ブンデス・フットボール紀行BACK NUMBER
長谷部を重用、コバチ監督が一騒動。
タイミング悪すぎのバイエルン就任。
text by
島崎英純Hidezumi Shimazaki
photograph byHidezumi Shimazaki
posted2018/04/20 11:30
バイエルンとドルトムントの来季監督を予想する地元新聞。
クロップらの名前も候補に挙がったが。
新監督の選考にあたり、バイエルン首脳陣は「ドイツ語のできる監督」を条件に挙げていました。これはドイツ語が堪能ではないアンチェロッティ前監督が、チーム内で上手くコミュニケーションを図れず主力との軋轢を生んでしまった教訓からだそうです。最近、同じような問題から監督を解任した国もありましたね。
いずれにせよ、バイエルンの次期監督の第一条件はドイツ語を話せること。その上で実績、サッカースタイル、人格などが考慮され、その結果、様々な候補が取り沙汰されました。マインツやドルトムントの指揮官を歴任したトーマス・トゥヘル氏が筆頭だったのですが、バイエルンがオファーしたところ去就を決めていて断られたとか。

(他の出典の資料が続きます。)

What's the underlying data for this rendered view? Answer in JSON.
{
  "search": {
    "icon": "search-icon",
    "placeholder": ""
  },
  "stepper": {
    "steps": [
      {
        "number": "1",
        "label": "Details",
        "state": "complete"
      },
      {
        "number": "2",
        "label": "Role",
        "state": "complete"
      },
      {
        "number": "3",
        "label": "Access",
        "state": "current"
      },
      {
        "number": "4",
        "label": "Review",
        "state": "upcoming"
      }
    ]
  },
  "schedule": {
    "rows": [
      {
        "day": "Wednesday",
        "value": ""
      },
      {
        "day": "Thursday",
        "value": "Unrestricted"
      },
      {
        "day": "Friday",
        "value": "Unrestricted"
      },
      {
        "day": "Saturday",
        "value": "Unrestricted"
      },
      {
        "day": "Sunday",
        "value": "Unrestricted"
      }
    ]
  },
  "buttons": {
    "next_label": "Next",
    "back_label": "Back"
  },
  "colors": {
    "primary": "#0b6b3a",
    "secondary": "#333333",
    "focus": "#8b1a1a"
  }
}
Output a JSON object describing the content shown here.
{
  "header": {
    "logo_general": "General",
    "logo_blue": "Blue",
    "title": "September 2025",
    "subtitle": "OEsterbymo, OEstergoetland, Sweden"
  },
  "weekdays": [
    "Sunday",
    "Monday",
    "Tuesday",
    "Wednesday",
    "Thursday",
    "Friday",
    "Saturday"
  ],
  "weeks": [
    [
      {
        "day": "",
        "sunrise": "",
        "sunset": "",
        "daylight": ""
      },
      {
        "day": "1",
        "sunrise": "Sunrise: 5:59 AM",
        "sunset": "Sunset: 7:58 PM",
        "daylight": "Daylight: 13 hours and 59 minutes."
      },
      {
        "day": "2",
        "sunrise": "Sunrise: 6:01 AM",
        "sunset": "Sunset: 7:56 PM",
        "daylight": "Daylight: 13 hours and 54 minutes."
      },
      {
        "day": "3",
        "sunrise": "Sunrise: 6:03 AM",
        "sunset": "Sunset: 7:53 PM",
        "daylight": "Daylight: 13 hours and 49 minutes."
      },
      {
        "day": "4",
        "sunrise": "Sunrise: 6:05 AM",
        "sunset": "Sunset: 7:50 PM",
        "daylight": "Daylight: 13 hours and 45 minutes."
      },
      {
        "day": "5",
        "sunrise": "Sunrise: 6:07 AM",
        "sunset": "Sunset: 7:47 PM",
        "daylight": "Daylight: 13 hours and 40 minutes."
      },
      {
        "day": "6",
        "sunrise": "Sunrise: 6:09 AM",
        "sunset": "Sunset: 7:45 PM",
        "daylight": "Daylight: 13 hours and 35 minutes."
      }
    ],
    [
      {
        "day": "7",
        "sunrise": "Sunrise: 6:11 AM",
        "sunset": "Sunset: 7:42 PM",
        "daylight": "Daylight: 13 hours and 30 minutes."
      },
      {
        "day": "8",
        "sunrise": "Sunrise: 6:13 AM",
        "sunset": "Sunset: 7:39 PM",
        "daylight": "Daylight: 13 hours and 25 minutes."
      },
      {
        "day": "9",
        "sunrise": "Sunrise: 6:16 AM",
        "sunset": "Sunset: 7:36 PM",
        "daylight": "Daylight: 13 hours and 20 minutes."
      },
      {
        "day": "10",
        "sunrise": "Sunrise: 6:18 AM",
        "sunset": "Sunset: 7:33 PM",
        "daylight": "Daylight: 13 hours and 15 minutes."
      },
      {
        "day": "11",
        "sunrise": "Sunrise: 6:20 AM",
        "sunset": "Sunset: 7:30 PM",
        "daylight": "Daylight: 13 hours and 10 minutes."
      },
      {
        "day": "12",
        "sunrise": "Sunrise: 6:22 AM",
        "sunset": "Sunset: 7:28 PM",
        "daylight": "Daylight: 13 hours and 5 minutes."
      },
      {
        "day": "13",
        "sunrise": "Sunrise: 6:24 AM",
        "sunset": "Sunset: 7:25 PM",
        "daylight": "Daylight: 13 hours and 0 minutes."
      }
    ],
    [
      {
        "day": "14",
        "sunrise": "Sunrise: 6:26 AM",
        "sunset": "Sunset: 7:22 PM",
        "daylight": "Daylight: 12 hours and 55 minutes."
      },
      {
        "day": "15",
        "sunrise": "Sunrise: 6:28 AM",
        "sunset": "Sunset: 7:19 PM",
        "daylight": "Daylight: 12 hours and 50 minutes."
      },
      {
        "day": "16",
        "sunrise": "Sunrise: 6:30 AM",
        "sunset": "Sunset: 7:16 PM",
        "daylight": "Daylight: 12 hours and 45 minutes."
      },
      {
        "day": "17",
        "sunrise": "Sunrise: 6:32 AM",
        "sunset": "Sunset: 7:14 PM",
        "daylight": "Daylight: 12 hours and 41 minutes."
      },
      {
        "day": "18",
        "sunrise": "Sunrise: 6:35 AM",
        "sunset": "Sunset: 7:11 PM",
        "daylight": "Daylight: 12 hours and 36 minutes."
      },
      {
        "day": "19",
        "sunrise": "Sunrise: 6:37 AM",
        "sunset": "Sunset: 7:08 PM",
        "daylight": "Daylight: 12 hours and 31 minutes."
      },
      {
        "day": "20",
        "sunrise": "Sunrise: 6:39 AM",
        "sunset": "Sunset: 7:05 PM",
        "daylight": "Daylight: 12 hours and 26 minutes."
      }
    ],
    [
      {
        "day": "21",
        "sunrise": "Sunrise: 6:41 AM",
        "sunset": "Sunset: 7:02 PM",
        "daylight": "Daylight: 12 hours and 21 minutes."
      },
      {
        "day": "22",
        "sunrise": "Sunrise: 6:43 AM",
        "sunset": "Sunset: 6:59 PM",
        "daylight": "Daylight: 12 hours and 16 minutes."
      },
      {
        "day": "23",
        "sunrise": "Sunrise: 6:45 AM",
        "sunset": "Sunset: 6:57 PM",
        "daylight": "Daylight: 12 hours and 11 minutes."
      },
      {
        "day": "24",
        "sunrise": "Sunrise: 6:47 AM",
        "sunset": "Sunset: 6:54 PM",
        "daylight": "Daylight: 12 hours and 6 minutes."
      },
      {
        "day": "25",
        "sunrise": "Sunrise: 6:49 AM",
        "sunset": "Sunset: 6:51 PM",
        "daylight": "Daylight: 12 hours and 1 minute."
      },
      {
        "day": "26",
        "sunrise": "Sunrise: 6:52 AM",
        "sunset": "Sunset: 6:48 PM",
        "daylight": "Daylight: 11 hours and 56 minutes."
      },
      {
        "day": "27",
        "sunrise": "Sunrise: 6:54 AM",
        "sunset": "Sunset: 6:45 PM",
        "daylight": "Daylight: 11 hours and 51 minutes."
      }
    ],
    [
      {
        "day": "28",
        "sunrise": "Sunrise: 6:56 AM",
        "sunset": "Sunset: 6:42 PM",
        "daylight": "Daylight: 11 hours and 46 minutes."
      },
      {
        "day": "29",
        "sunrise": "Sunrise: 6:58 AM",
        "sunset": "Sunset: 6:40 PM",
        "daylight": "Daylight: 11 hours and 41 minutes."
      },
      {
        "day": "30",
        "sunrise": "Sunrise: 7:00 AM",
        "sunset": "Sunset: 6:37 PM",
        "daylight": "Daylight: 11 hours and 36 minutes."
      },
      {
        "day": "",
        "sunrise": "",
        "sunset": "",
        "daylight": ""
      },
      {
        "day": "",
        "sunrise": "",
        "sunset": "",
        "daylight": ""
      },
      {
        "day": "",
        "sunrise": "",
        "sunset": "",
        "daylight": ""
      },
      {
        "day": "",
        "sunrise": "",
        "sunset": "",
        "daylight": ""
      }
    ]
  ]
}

その後、ライプツィヒのラルフ・ハーゼンヒュットル監督、リバプールのユルゲン・クロップ監督、ホッフェンハイムのユリアン・ナーゲルスマン監督、フライブルクのクリスティアン・シュトライヒ監督などの名前が挙がっていました。
そんななか突然、コバチ監督バイエルン行き決定!
コバチ監督はクロアチア国籍ですが、生まれはドイツの西ベルリン。もちろんドイツ語は堪能です。また、現役時代はクロアチア代表MFとして83試合に出場し、2002年の日韓W杯と2006年のドイツW杯で先発、ドイツ大会では日本代表とも対戦しています。
バイエルンと対戦予定なのに……。
とはいえ最大の決め手は、コバチ監督がバイエルンに在籍した経験があることでした。バイエルンのハサン・サリハミジッチ・スポーツディレクター(SD)は「彼は現役時代にバイエルンでプレーしていたので、このクラブのDNAや構造についてよく分かっています。彼がバイエルンの将来にとって正しい監督であるということを我々は確信しています」と語っていて、いわゆるレジェンドを招聘したと力説しています。
ちなみに、サリハミジッチSDも現役時代はバイエルンの選手で、コバチ監督とチームメイトでした。コバチ監督はクロアチア代表を指揮した経験もありますが、バイエルンが評価したのはフランクフルトでの実績でしょう。
途中就任した2015-'16シーズンは16位、昨季は11位と凡庸でしたが、今季は前半戦から飛ばし、ウインターブレイクを挟んでも好調を維持。現在もシャルケ、ドルトムント、レバークーゼン、ライプツィヒなどと来季のチャンピオンズリーグの出場権争いをしています。
また、ドイツのカップ戦にあたるDFBポカールでは決勝進出を決めており、5月19日にバイエルンと対戦予定です。いや、だから、タイミング悪すぎです!